Flux Framework - Flux in Slurm

Getting started ...

What is it?

Flux Framework is a task scheduling and resource management framework - much like Slurm. However, it can be run completely in user space. And we describe it here as an alternative to Slurm's srun task farming capabilities.

Flux is rather versatile, but also quite complex - and still under very active development. We must therefore refer to the flux documentation for all the details left out here.

Using LRZ Module

> module av flux-core
------------------ /lrz/sys/share/modules/files_sles15/tools -------------------------
flux-core/0.63.0    flux-core/0.64.0
> module load flux-core

Own Installation

The simplest installation is probably via conda.

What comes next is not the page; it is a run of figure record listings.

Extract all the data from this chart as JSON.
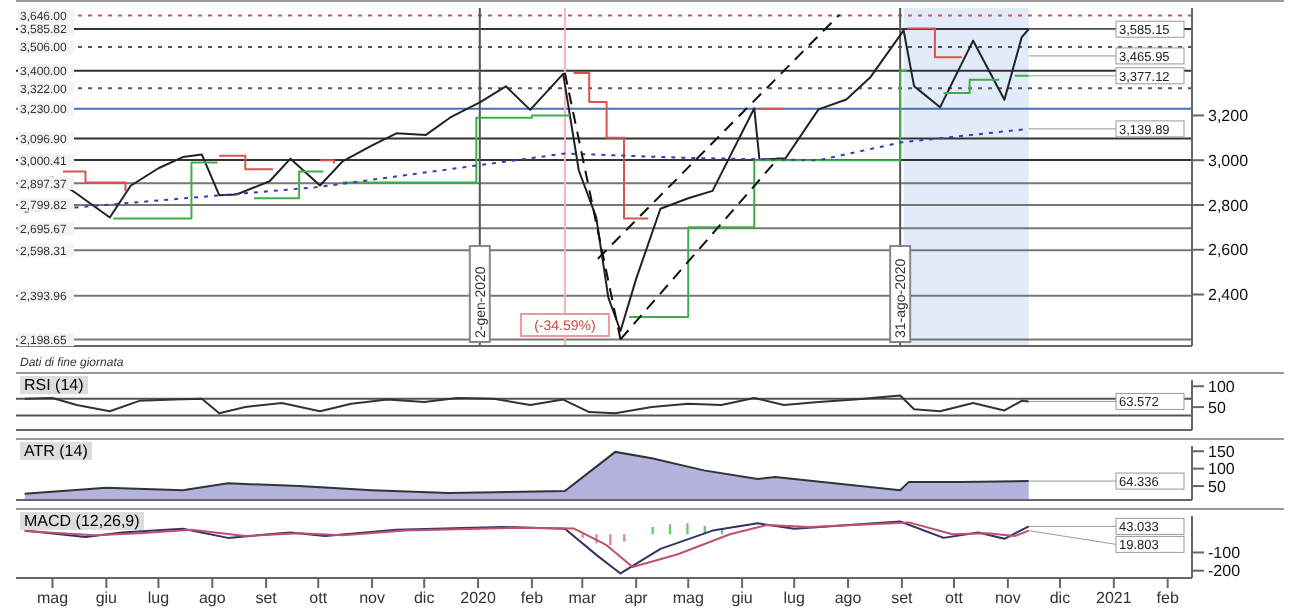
{
  "chart_data": [
    {
      "type": "line",
      "xlim": [
        "2019-04-10",
        "2021-02-15"
      ],
      "ylim": [
        2170,
        3680
      ],
      "xticks": [
        {
          "value": "2019-05-01",
          "label": null
        },
        {
          "value": "2019-06-01",
          "label": null
        },
        {
          "value": "2019-07-01",
          "label": null
        },
        {
          "value": "2019-08-01",
          "label": null
        },
        {
          "value": "2019-09-01",
          "label": null
        },
        {
          "value": "2019-10-01",
          "label": null
        },
        {
          "value": "2019-11-01",
          "label": null
        },
        {
          "value": "2019-12-01",
          "label": null
        },
        {
          "value": "2020-01-01",
          "label": null
        },
        {
          "value": "2020-02-01",
          "label": null
        },
        {
          "value": "2020-03-01",
          "label": null
        },
        {
          "value": "2020-04-01",
          "label": null
        },
        {
          "value": "2020-05-01",
          "label": null
        },
        {
          "value": "2020-06-01",
          "label": null
        },
        {
          "value": "2020-07-01",
          "label": null
        },
        {
          "value": "2020-08-01",
          "label": null
        },
        {
          "value": "2020-09-01",
          "label": null
        },
        {
          "value": "2020-10-01",
          "label": null
        },
        {
          "value": "2020-11-01",
          "label": null
        },
        {
          "value": "2020-12-01",
          "label": null
        },
        {
          "value": "2021-01-01",
          "label": null
        },
        {
          "value": "2021-02-01",
          "label": null
        }
      ],
      "yticks": [
        {
          "value": 2400,
          "label": "2,400"
        },
        {
          "value": 2600,
          "label": "2,600"
        },
        {
          "value": 2800,
          "label": "2,800"
        },
        {
          "value": 3000,
          "label": "3,000"
        },
        {
          "value": 3200,
          "label": "3,200"
        }
      ],
      "tick_labels": "y",
      "grid": false,
      "legend": false,
      "marker": "none",
      "series": [
        {
          "color": "#222222",
          "x": [
            "2019-04-15",
            "2019-05-01",
            "2019-05-15",
            "2019-06-03",
            "2019-06-15",
            "2019-07-01",
            "2019-07-15",
            "2019-07-26",
            "2019-08-05",
            "2019-08-15",
            "2019-09-03",
            "2019-09-15",
            "2019-10-02",
            "2019-10-15",
            "2019-11-01",
            "2019-11-15",
            "2019-12-02",
            "2019-12-16",
            "2020-01-02",
            "2020-01-17",
            "2020-01-31",
            "2020-02-19",
            "2020-02-28",
            "2020-03-09",
            "2020-03-16",
            "2020-03-23",
            "2020-04-01",
            "2020-04-15",
            "2020-05-01",
            "2020-05-15",
            "2020-06-08",
            "2020-06-11",
            "2020-06-26",
            "2020-07-15",
            "2020-07-31",
            "2020-08-14",
            "2020-09-02",
            "2020-09-08",
            "2020-09-23",
            "2020-10-12",
            "2020-10-30",
            "2020-11-09",
            "2020-11-13"
          ],
          "values": [
            2905,
            2923,
            2850,
            2744,
            2886,
            2964,
            3014,
            3025,
            2844,
            2847,
            2906,
            3007,
            2887,
            2995,
            3066,
            3120,
            3113,
            3191,
            3258,
            3330,
            3225,
            3386,
            2954,
            2746,
            2386,
            2237,
            2470,
            2783,
            2830,
            2863,
            3232,
            3002,
            3009,
            3227,
            3271,
            3372,
            3580,
            3331,
            3237,
            3534,
            3270,
            3550,
            3585
          ]
        },
        {
          "type": "step",
          "color": "#d9534f",
          "x": [
            "2019-05-07",
            "2019-05-20",
            "2019-06-12",
            "2019-06-13",
            "2019-08-05",
            "2019-08-20",
            "2019-09-05",
            "2019-09-06",
            "2019-10-02",
            "2019-10-10",
            "2019-10-11",
            "2020-02-25",
            "2020-03-05",
            "2020-03-15",
            "2020-03-25",
            "2020-04-08",
            "2020-04-09",
            "2020-06-11",
            "2020-06-25",
            "2020-06-26",
            "2020-09-04",
            "2020-09-20",
            "2020-10-05"
          ],
          "values": [
            2950,
            2900,
            2860,
            null,
            3020,
            2960,
            2960,
            null,
            3000,
            2985,
            null,
            3390,
            3260,
            3100,
            2740,
            2740,
            null,
            3230,
            3230,
            null,
            3588,
            3460,
            3465
          ]
        },
        {
          "type": "step",
          "color": "#3fae49",
          "x": [
            "2019-06-05",
            "2019-07-20",
            "2019-08-04",
            "2019-08-05",
            "2019-08-25",
            "2019-09-20",
            "2019-10-04",
            "2019-10-05",
            "2019-10-15",
            "2019-12-31",
            "2020-02-01",
            "2020-02-23",
            "2020-02-24",
            "2020-03-28",
            "2020-05-01",
            "2020-06-08",
            "2020-06-15",
            "2020-08-31",
            "2020-09-04",
            "2020-09-05",
            "2020-09-25",
            "2020-10-10",
            "2020-10-27",
            "2020-10-28",
            "2020-11-05",
            "2020-11-13"
          ],
          "values": [
            2740,
            2990,
            2990,
            null,
            2830,
            2950,
            2950,
            null,
            2900,
            3190,
            3200,
            3200,
            null,
            2300,
            2700,
            3000,
            3000,
            3400,
            3400,
            null,
            3300,
            3360,
            3360,
            null,
            3377,
            3377
          ]
        },
        {
          "color": "#3b3bb3",
          "line_style": "dotted",
          "x": [
            "2019-04-15",
            "2019-10-01",
            "2020-02-20",
            "2020-05-01",
            "2020-07-15",
            "2020-09-01",
            "2020-11-13"
          ],
          "values": [
            2770,
            2880,
            3030,
            3010,
            3000,
            3080,
            3140
          ]
        },
        {
          "color": "#111111",
          "line_style": "dashed",
          "x": [
            "2020-02-20",
            "2020-03-23"
          ],
          "values": [
            3390,
            2200
          ]
        },
        {
          "color": "#111111",
          "line_style": "dashed",
          "x": [
            "2020-03-23",
            "2020-06-22"
          ],
          "values": [
            2200,
            3010
          ]
        },
        {
          "color": "#111111",
          "line_style": "dashed",
          "x": [
            "2020-03-10",
            "2020-07-27"
          ],
          "values": [
            2560,
            3650
          ]
        }
      ],
      "ref_lines": [
        {
          "axis": "y",
          "value": 3646,
          "label": "3,646.00",
          "color": "#d9534f",
          "line_style": "dotted"
        },
        {
          "axis": "y",
          "value": 3585.82,
          "label": "3,585.82",
          "color": "#333333",
          "line_style": "solid"
        },
        {
          "axis": "y",
          "value": 3506,
          "label": "3,506.00",
          "color": "#555555",
          "line_style": "dotted"
        },
        {
          "axis": "y",
          "value": 3400,
          "label": "3,400.00",
          "color": "#333333",
          "line_style": "solid"
        },
        {
          "axis": "y",
          "value": 3322,
          "label": "3,322.00",
          "color": "#555555",
          "line_style": "dotted"
        },
        {
          "axis": "y",
          "value": 3230,
          "label": "3,230.00",
          "color": "#4a6fb5",
          "line_style": "solid"
        },
        {
          "axis": "y",
          "value": 3096.9,
          "label": "3,096.90",
          "color": "#333333",
          "line_style": "solid"
        },
        {
          "axis": "y",
          "value": 3000.41,
          "label": "3,000.41",
          "color": "#333333",
          "line_style": "solid"
        },
        {
          "axis": "y",
          "value": 2897.37,
          "label": "2,897.37",
          "color": "#777777",
          "line_style": "solid"
        },
        {
          "axis": "y",
          "value": 2799.82,
          "label": "2,799.82",
          "color": "#777777",
          "line_style": "solid"
        },
        {
          "axis": "y",
          "value": 2695.67,
          "label": "2,695.67",
          "color": "#777777",
          "line_style": "solid"
        },
        {
          "axis": "y",
          "value": 2598.31,
          "label": "2,598.31",
          "color": "#777777",
          "line_style": "solid"
        },
        {
          "axis": "y",
          "value": 2393.96,
          "label": "2,393.96",
          "color": "#777777",
          "line_style": "solid"
        },
        {
          "axis": "y",
          "value": 2198.65,
          "label": "2,198.65",
          "color": "#777777",
          "line_style": "solid"
        },
        {
          "axis": "x",
          "value": "2020-01-02",
          "label": "2-gen-2020",
          "color": "#555555",
          "line_style": "solid"
        },
        {
          "axis": "x",
          "value": "2020-08-31",
          "label": "31-ago-2020",
          "color": "#555555",
          "line_style": "solid"
        },
        {
          "axis": "x",
          "value": "2020-02-20",
          "label": "(-34.59%)",
          "color": "#f4b6b6",
          "line_style": "solid"
        }
      ],
      "bands": [
        {
          "axis": "x",
          "from": "2020-09-02",
          "to": "2020-11-13",
          "color": "#dbe6f7"
        }
      ],
      "annotations": [
        {
          "text": "3,585.15",
          "x": "2020-11-13",
          "y": 3585.15
        },
        {
          "text": "3,465.95",
          "x": "2020-11-13",
          "y": 3465.95
        },
        {
          "text": "3,377.12",
          "x": "2020-11-13",
          "y": 3377.12
        },
        {
          "text": "3,139.89",
          "x": "2020-11-13",
          "y": 3139.89
        },
        "Dati di fine giornata"
      ]
    },
    {
      "type": "line",
      "title": "RSI (14)",
      "xlim": [
        "2019-04-10",
        "2021-02-15"
      ],
      "ylim": [
        -5,
        115
      ],
      "xticks": [
        {
          "value": "2019-05-01",
          "label": null
        },
        {
          "value": "2019-06-01",
          "label": null
        },
        {
          "value": "2019-07-01",
          "label": null
        },
        {
          "value": "2019-08-01",
          "label": null
        },
        {
          "value": "2019-09-01",
          "label": null
        },
        {
          "value": "2019-10-01",
          "label": null
        },
        {
          "value": "2019-11-01",
          "label": null
        },
        {
          "value": "2019-12-01",
          "label": null
        },
        {
          "value": "2020-01-01",
          "label": null
        },
        {
          "value": "2020-02-01",
          "label": null
        },
        {
          "value": "2020-03-01",
          "label": null
        },
        {
          "value": "2020-04-01",
          "label": null
        },
        {
          "value": "2020-05-01",
          "label": null
        },
        {
          "value": "2020-06-01",
          "label": null
        },
        {
          "value": "2020-07-01",
          "label": null
        },
        {
          "value": "2020-08-01",
          "label": null
        },
        {
          "value": "2020-09-01",
          "label": null
        },
        {
          "value": "2020-10-01",
          "label": null
        },
        {
          "value": "2020-11-01",
          "label": null
        },
        {
          "value": "2020-12-01",
          "label": null
        },
        {
          "value": "2021-01-01",
          "label": null
        },
        {
          "value": "2021-02-01",
          "label": null
        }
      ],
      "yticks": [
        50,
        100
      ],
      "tick_labels": "y",
      "legend": false,
      "marker": "none",
      "series": [
        {
          "color": "#333333",
          "x": [
            "2019-04-15",
            "2019-05-01",
            "2019-05-15",
            "2019-06-03",
            "2019-06-20",
            "2019-07-10",
            "2019-07-26",
            "2019-08-05",
            "2019-08-20",
            "2019-09-10",
            "2019-10-02",
            "2019-10-20",
            "2019-11-10",
            "2019-12-01",
            "2019-12-20",
            "2020-01-10",
            "2020-01-31",
            "2020-02-19",
            "2020-03-05",
            "2020-03-20",
            "2020-04-10",
            "2020-05-01",
            "2020-05-20",
            "2020-06-08",
            "2020-06-25",
            "2020-07-15",
            "2020-08-05",
            "2020-08-31",
            "2020-09-08",
            "2020-09-23",
            "2020-10-12",
            "2020-10-30",
            "2020-11-09",
            "2020-11-13"
          ],
          "values": [
            70,
            72,
            55,
            40,
            65,
            68,
            70,
            35,
            50,
            60,
            40,
            58,
            68,
            62,
            72,
            70,
            55,
            68,
            38,
            35,
            50,
            58,
            55,
            72,
            55,
            62,
            68,
            78,
            45,
            40,
            60,
            42,
            65,
            63.572
          ]
        }
      ],
      "ref_lines": [
        {
          "axis": "y",
          "value": 70,
          "color": "#555555"
        },
        {
          "axis": "y",
          "value": 30,
          "color": "#555555"
        }
      ],
      "annotations": [
        {
          "text": "63.572",
          "x": "2020-11-13",
          "y": 63.572
        }
      ]
    },
    {
      "type": "area",
      "title": "ATR (14)",
      "xlim": [
        "2019-04-10",
        "2021-02-15"
      ],
      "ylim": [
        10,
        165
      ],
      "xticks": [
        {
          "value": "2019-05-01",
          "label": null
        },
        {
          "value": "2019-06-01",
          "label": null
        },
        {
          "value": "2019-07-01",
          "label": null
        },
        {
          "value": "2019-08-01",
          "label": null
        },
        {
          "value": "2019-09-01",
          "label": null
        },
        {
          "value": "2019-10-01",
          "label": null
        },
        {
          "value": "2019-11-01",
          "label": null
        },
        {
          "value": "2019-12-01",
          "label": null
        },
        {
          "value": "2020-01-01",
          "label": null
        },
        {
          "value": "2020-02-01",
          "label": null
        },
        {
          "value": "2020-03-01",
          "label": null
        },
        {
          "value": "2020-04-01",
          "label": null
        },
        {
          "value": "2020-05-01",
          "label": null
        },
        {
          "value": "2020-06-01",
          "label": null
        },
        {
          "value": "2020-07-01",
          "label": null
        },
        {
          "value": "2020-08-01",
          "label": null
        },
        {
          "value": "2020-09-01",
          "label": null
        },
        {
          "value": "2020-10-01",
          "label": null
        },
        {
          "value": "2020-11-01",
          "label": null
        },
        {
          "value": "2020-12-01",
          "label": null
        },
        {
          "value": "2021-01-01",
          "label": null
        },
        {
          "value": "2021-02-01",
          "label": null
        }
      ],
      "yticks": [
        50,
        100,
        150
      ],
      "tick_labels": "y",
      "legend": false,
      "marker": "none",
      "series": [
        {
          "color": "#8080c8",
          "x": [
            "2019-04-15",
            "2019-06-01",
            "2019-07-15",
            "2019-08-10",
            "2019-09-20",
            "2019-11-01",
            "2019-12-15",
            "2020-02-20",
            "2020-03-05",
            "2020-03-20",
            "2020-04-10",
            "2020-05-10",
            "2020-06-10",
            "2020-06-20",
            "2020-08-31",
            "2020-09-05",
            "2020-10-05",
            "2020-11-13"
          ],
          "values": [
            28,
            45,
            38,
            58,
            50,
            38,
            30,
            36,
            90,
            148,
            130,
            95,
            70,
            76,
            38,
            62,
            62,
            64.336
          ]
        }
      ],
      "annotations": [
        {
          "text": "64.336",
          "x": "2020-11-13",
          "y": 64.336
        }
      ]
    },
    {
      "type": "line",
      "title": "MACD (12,26,9)",
      "xlim": [
        "2019-04-10",
        "2021-02-15"
      ],
      "ylim": [
        -240,
        100
      ],
      "yticks": [
        -200,
        -100
      ],
      "xticks": [
        {
          "value": "2019-05-01",
          "label": "mag"
        },
        {
          "value": "2019-06-01",
          "label": "giu"
        },
        {
          "value": "2019-07-01",
          "label": "lug"
        },
        {
          "value": "2019-08-01",
          "label": "ago"
        },
        {
          "value": "2019-09-01",
          "label": "set"
        },
        {
          "value": "2019-10-01",
          "label": "ott"
        },
        {
          "value": "2019-11-01",
          "label": "nov"
        },
        {
          "value": "2019-12-01",
          "label": "dic"
        },
        {
          "value": "2020-01-01",
          "label": "2020"
        },
        {
          "value": "2020-02-01",
          "label": "feb"
        },
        {
          "value": "2020-03-01",
          "label": "mar"
        },
        {
          "value": "2020-04-01",
          "label": "apr"
        },
        {
          "value": "2020-05-01",
          "label": "mag"
        },
        {
          "value": "2020-06-01",
          "label": "giu"
        },
        {
          "value": "2020-07-01",
          "label": "lug"
        },
        {
          "value": "2020-08-01",
          "label": "ago"
        },
        {
          "value": "2020-09-01",
          "label": "set"
        },
        {
          "value": "2020-10-01",
          "label": "ott"
        },
        {
          "value": "2020-11-01",
          "label": "nov"
        },
        {
          "value": "2020-12-01",
          "label": "dic"
        },
        {
          "value": "2021-01-01",
          "label": "2021"
        },
        {
          "value": "2021-02-01",
          "label": "feb"
        }
      ],
      "legend": false,
      "marker": "none",
      "series": [
        {
          "color": "#333366",
          "x": [
            "2019-04-15",
            "2019-05-20",
            "2019-06-10",
            "2019-07-15",
            "2019-08-10",
            "2019-09-15",
            "2019-10-05",
            "2019-11-15",
            "2020-01-15",
            "2020-02-20",
            "2020-03-10",
            "2020-03-23",
            "2020-04-15",
            "2020-05-15",
            "2020-06-10",
            "2020-07-01",
            "2020-08-31",
            "2020-09-25",
            "2020-10-15",
            "2020-10-30",
            "2020-11-13"
          ],
          "values": [
            20,
            -15,
            10,
            30,
            -20,
            10,
            -10,
            25,
            40,
            30,
            -120,
            -215,
            -80,
            20,
            60,
            30,
            70,
            -20,
            10,
            -25,
            43.033
          ]
        },
        {
          "color": "#c0506e",
          "x": [
            "2019-04-15",
            "2019-05-25",
            "2019-06-20",
            "2019-07-20",
            "2019-08-20",
            "2019-09-20",
            "2019-10-15",
            "2019-11-20",
            "2020-01-20",
            "2020-02-25",
            "2020-03-15",
            "2020-03-30",
            "2020-04-25",
            "2020-05-25",
            "2020-06-15",
            "2020-07-10",
            "2020-09-05",
            "2020-09-30",
            "2020-10-20",
            "2020-11-05",
            "2020-11-13"
          ],
          "values": [
            18,
            -5,
            5,
            25,
            -10,
            5,
            -5,
            20,
            35,
            32,
            -60,
            -180,
            -110,
            0,
            50,
            40,
            65,
            0,
            5,
            -10,
            19.803
          ]
        },
        {
          "type": "bar",
          "color": "#e08a8a",
          "x": [
            "2020-03-02",
            "2020-03-10",
            "2020-03-18",
            "2020-03-26"
          ],
          "values": [
            -20,
            -50,
            -60,
            -40
          ]
        },
        {
          "type": "bar",
          "color": "#6cc96c",
          "x": [
            "2020-04-10",
            "2020-04-20",
            "2020-04-30",
            "2020-05-10",
            "2020-05-20"
          ],
          "values": [
            40,
            55,
            60,
            45,
            30
          ]
        }
      ],
      "annotations": [
        {
          "text": "43.033",
          "x": "2020-11-13",
          "y": 43.033
        },
        {
          "text": "19.803",
          "x": "2020-11-13",
          "y": 19.803
        }
      ]
    }
  ]
}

> conda create -n my_flux -c conda-forge flux-core flux-sched
> conda activate my_flux
(my_flux) > flux version
commands:    		0.64.0
libflux-core:		0.64.0
build-options:		+hwloc==2.8.0+zmq==4.3.5

If you need a more up-to-date version of flux, you probably can't get around to build it from source (https://github.com/flux-framework/). But spack may help you to simplify that process.

Another option to install flux-core is Spack (user_spack). However, in order to get the latest version, manual manipulation of the package will be necessary.

flux-sched is not necessary. A simple scheduler is always available. But fluxion scheduler is supposed to be better than that. We could not find applications schenarios that convinced us.

Interactive Workflows

Real interactive work with Flux is probably not so reasonable. But for testing purposes, and as sort of a starting point, let's have a short look at it. We start from a login node.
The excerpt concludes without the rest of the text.